Mega Millions Results
On Tuesday night, January 2, 2024, the Mega Millions draw in Delaware brought 03 18 27 29 64 back after days away. Given an expected cadence of 1 in 12,103,014 draws, this interval places the result well beyond typical spacing and makes it a meaningful entry for long-term distribution tracking.

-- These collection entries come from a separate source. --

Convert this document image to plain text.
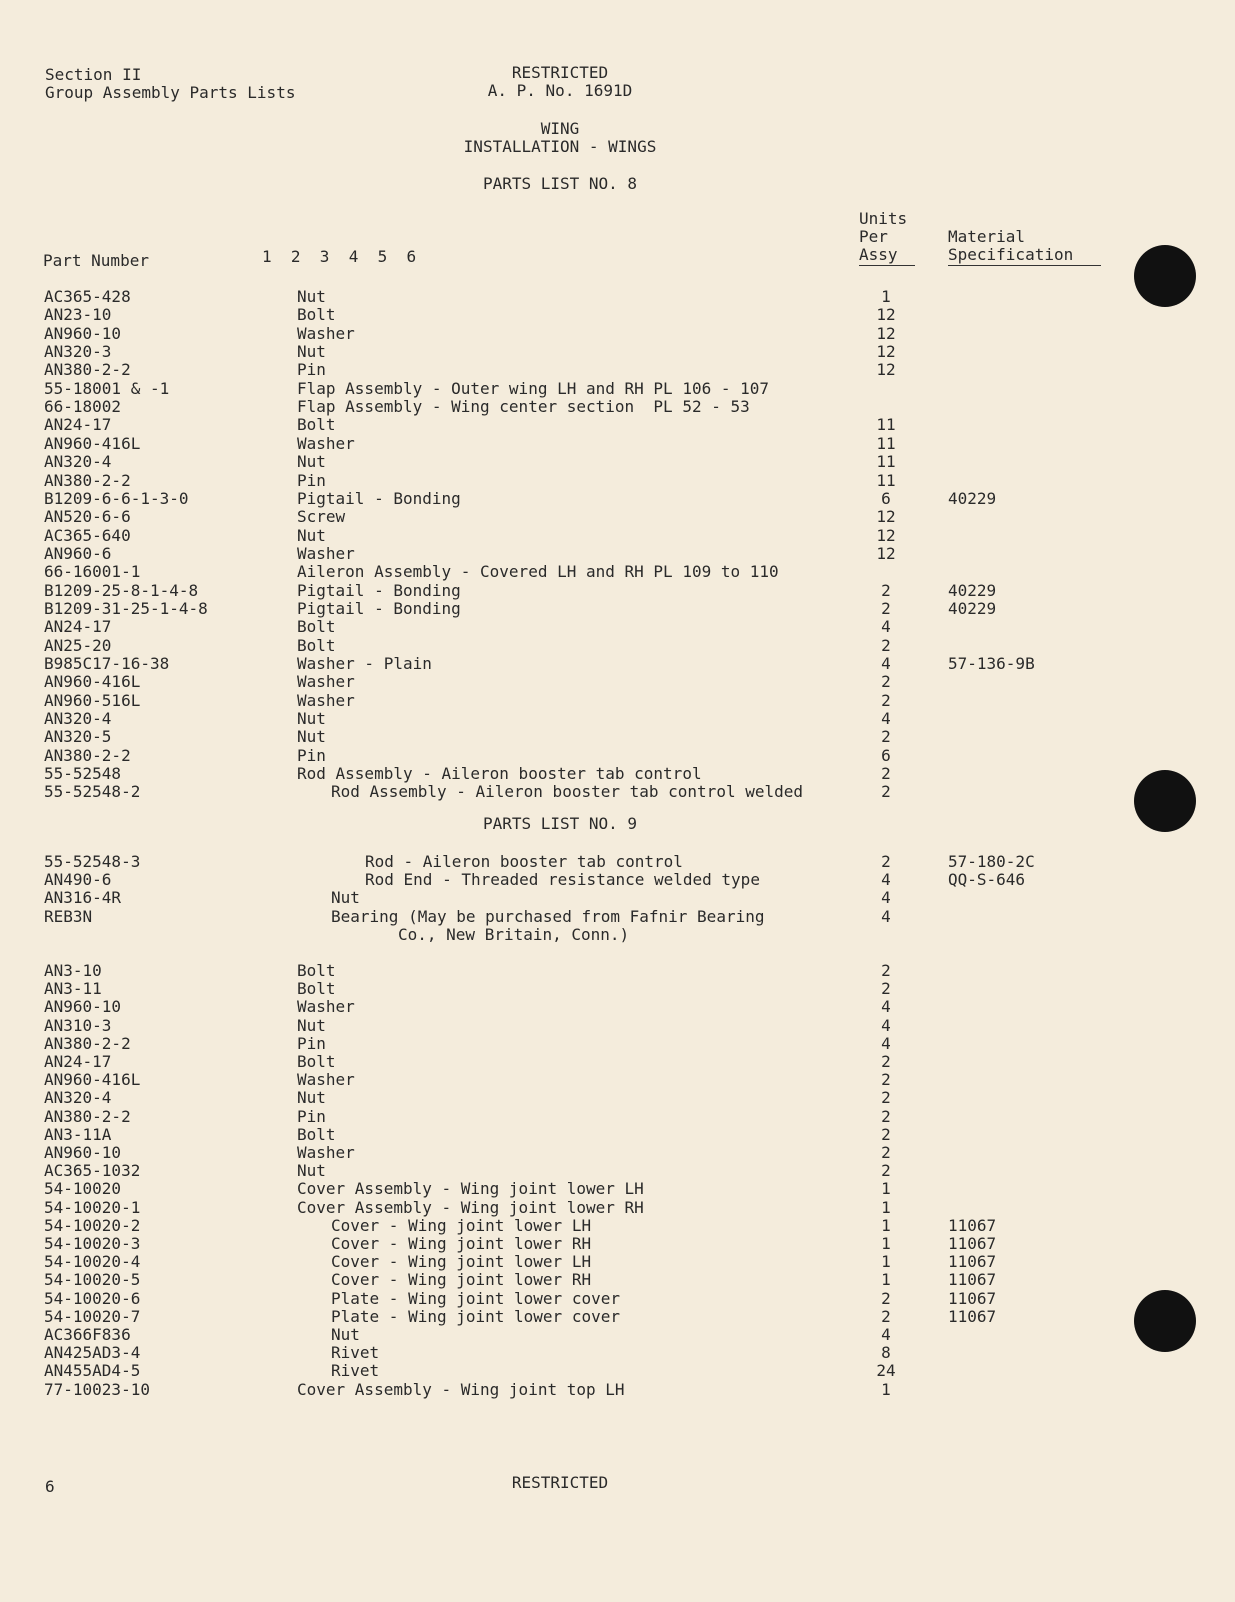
Section II
Group Assembly Parts Lists
RESTRICTED
A. P. No. 1691D
WING
INSTALLATION - WINGS
PARTS LIST NO. 8
Part Number	1  2  3  4  5  6
Units
Per
Assy
Material
Specification
AC365-428	Nut	1
AN23-10	Bolt	12
AN960-10	Washer	12
AN320-3	Nut	12
AN380-2-2	Pin	12
55-18001 & -1	Flap Assembly - Outer wing LH and RH PL 106 - 107
66-18002	Flap Assembly - Wing center section  PL 52 - 53
AN24-17	Bolt	11
AN960-416L	Washer	11
AN320-4	Nut	11
AN380-2-2	Pin	11
B1209-6-6-1-3-0	Pigtail - Bonding	6	40229
AN520-6-6	Screw	12
AC365-640	Nut	12
AN960-6	Washer	12
66-16001-1	Aileron Assembly - Covered LH and RH PL 109 to 110
B1209-25-8-1-4-8	Pigtail - Bonding	2	40229
B1209-31-25-1-4-8	Pigtail - Bonding	2	40229
AN24-17	Bolt	4
AN25-20	Bolt	2
B985C17-16-38	Washer - Plain	4	57-136-9B
AN960-416L	Washer	2
AN960-516L	Washer	2
AN320-4	Nut	4
AN320-5	Nut	2
AN380-2-2	Pin	6
55-52548	Rod Assembly - Aileron booster tab control	2
55-52548-2	Rod Assembly - Aileron booster tab control welded	2
PARTS LIST NO. 9
55-52548-3	Rod - Aileron booster tab control	2	57-180-2C
AN490-6	Rod End - Threaded resistance welded type	4	QQ-S-646
AN316-4R	Nut	4
REB3N	Bearing (May be purchased from Fafnir Bearing	4
Co., New Britain, Conn.)
AN3-10	Bolt	2
AN3-11	Bolt	2
AN960-10	Washer	4
AN310-3	Nut	4
AN380-2-2	Pin	4
AN24-17	Bolt	2
AN960-416L	Washer	2
AN320-4	Nut	2
AN380-2-2	Pin	2
AN3-11A	Bolt	2
AN960-10	Washer	2
AC365-1032	Nut	2
54-10020	Cover Assembly - Wing joint lower LH	1
54-10020-1	Cover Assembly - Wing joint lower RH	1
54-10020-2	Cover - Wing joint lower LH	1	11067
54-10020-3	Cover - Wing joint lower RH	1	11067
54-10020-4	Cover - Wing joint lower LH	1	11067
54-10020-5	Cover - Wing joint lower RH	1	11067
54-10020-6	Plate - Wing joint lower cover	2	11067
54-10020-7	Plate - Wing joint lower cover	2	11067
AC366F836	Nut	4
AN425AD3-4	Rivet	8
AN455AD4-5	Rivet	24
77-10023-10	Cover Assembly - Wing joint top LH	1
6	RESTRICTED
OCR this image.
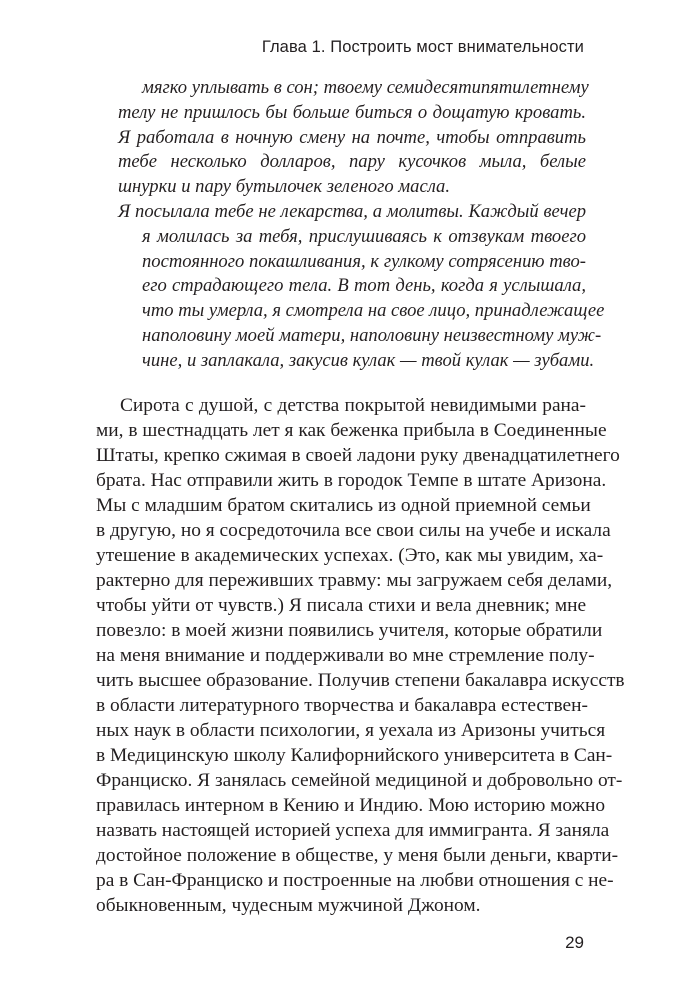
Глава 1. Построить мост внимательности
мягко уплывать в сон; твоему семидесятипятилетнему
телу не пришлось бы больше биться о дощатую кровать.
Я работала в ночную смену на почте, чтобы отправить
тебе несколько долларов, пару кусочков мыла, белые
шнурки и пару бутылочек зеленого масла.
Я посылала тебе не лекарства, а молитвы. Каждый вечер
я молилась за тебя, прислушиваясь к отзвукам твоего
постоянного покашливания, к гулкому сотрясению тво-
его страдающего тела. В тот день, когда я услышала,
что ты умерла, я смотрела на свое лицо, принадлежащее
наполовину моей матери, наполовину неизвестному муж-
чине, и заплакала, закусив кулак — твой кулак — зубами.
Сирота с душой, с детства покрытой невидимыми рана-
ми, в шестнадцать лет я как беженка прибыла в Соединенные
Штаты, крепко сжимая в своей ладони руку двенадцатилетнего
брата. Нас отправили жить в городок Темпе в штате Аризона.
Мы с младшим братом скитались из одной приемной семьи
в другую, но я сосредоточила все свои силы на учебе и искала
утешение в академических успехах. (Это, как мы увидим, ха-
рактерно для переживших травму: мы загружаем себя делами,
чтобы уйти от чувств.) Я писала стихи и вела дневник; мне
повезло: в моей жизни появились учителя, которые обратили
на меня внимание и поддерживали во мне стремление полу-
чить высшее образование. Получив степени бакалавра искусств
в области литературного творчества и бакалавра естествен-
ных наук в области психологии, я уехала из Аризоны учиться
в Медицинскую школу Калифорнийского университета в Сан-
Франциско. Я занялась семейной медициной и добровольно от-
правилась интерном в Кению и Индию. Мою историю можно
назвать настоящей историей успеха для иммигранта. Я заняла
достойное положение в обществе, у меня были деньги, кварти-
ра в Сан-Франциско и построенные на любви отношения с не-
обыкновенным, чудесным мужчиной Джоном.
29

Winning numbers for 1 draw on January 2, 2024 in Delaware.
Draw times: Evening.
Our take on the Mega Millions results
January 2, 2024Mega Millions report — Tuesday night, January 2, 2024: 03 18 27 29 64 shows a notable pattern
On Tuesday night, January 2, 2024, the Mega Millions draw in Delaware brought 03 18 27 29 64 back after days away. Given an expected cadence of 1 in 12,103,014 draws, this interval places the result well beyond typical spacing and makes it a meaningful entry for long-term distribution tracking.
Overview
On Tuesday night, January 2, 2024, the Mega Millions draw in Delaware brought 03 18 27 29 64 back after days away. Given an expected cadence of 1 in 12,103,014 draws, this interval places the result well beyond typical spacing and makes it a meaningful entry for long-term distribution tracking.
Combo Profile
As a number pattern, 03 18 27 29 64 uses 5 distinct numbers and a wide spread from 3 to 64.
Why Droughts Matter
Long gaps are best treated as context, not a cue - they document what has already happened. They offer context for distribution stability over time.
Data Notes
In detail: this report captures the results logged for Tuesday night, January 2, 2024 and benchmarks them against historical frequency baselines. The focus is documentation over prediction.
From Stepzero
The takeaway: this series is designed to maintain continuity across the record as a calm, evidence-first reference. The goal is clarity and stability.
Additional Context
Stability comes from the accumulation of entries. One draw alone does not define the pattern, but the record grows more reliable with each addition to the dataset.
Distribution analysis depends on consistent documentation. Each draw updates the record, allowing analysts to test whether deviations persist, reverse, or revert to expected ranges.
Long-horizon tracking is the only reliable way to separate short-term noise from persistent drift. By logging each outcome against its expected cadence, the system builds a distribution profile that becomes more stable as the sample grows.
Adding to the Long-Term Record
Over the long run, this result adds a new point to the dataset to the archive. Reliability is a function of the growing record.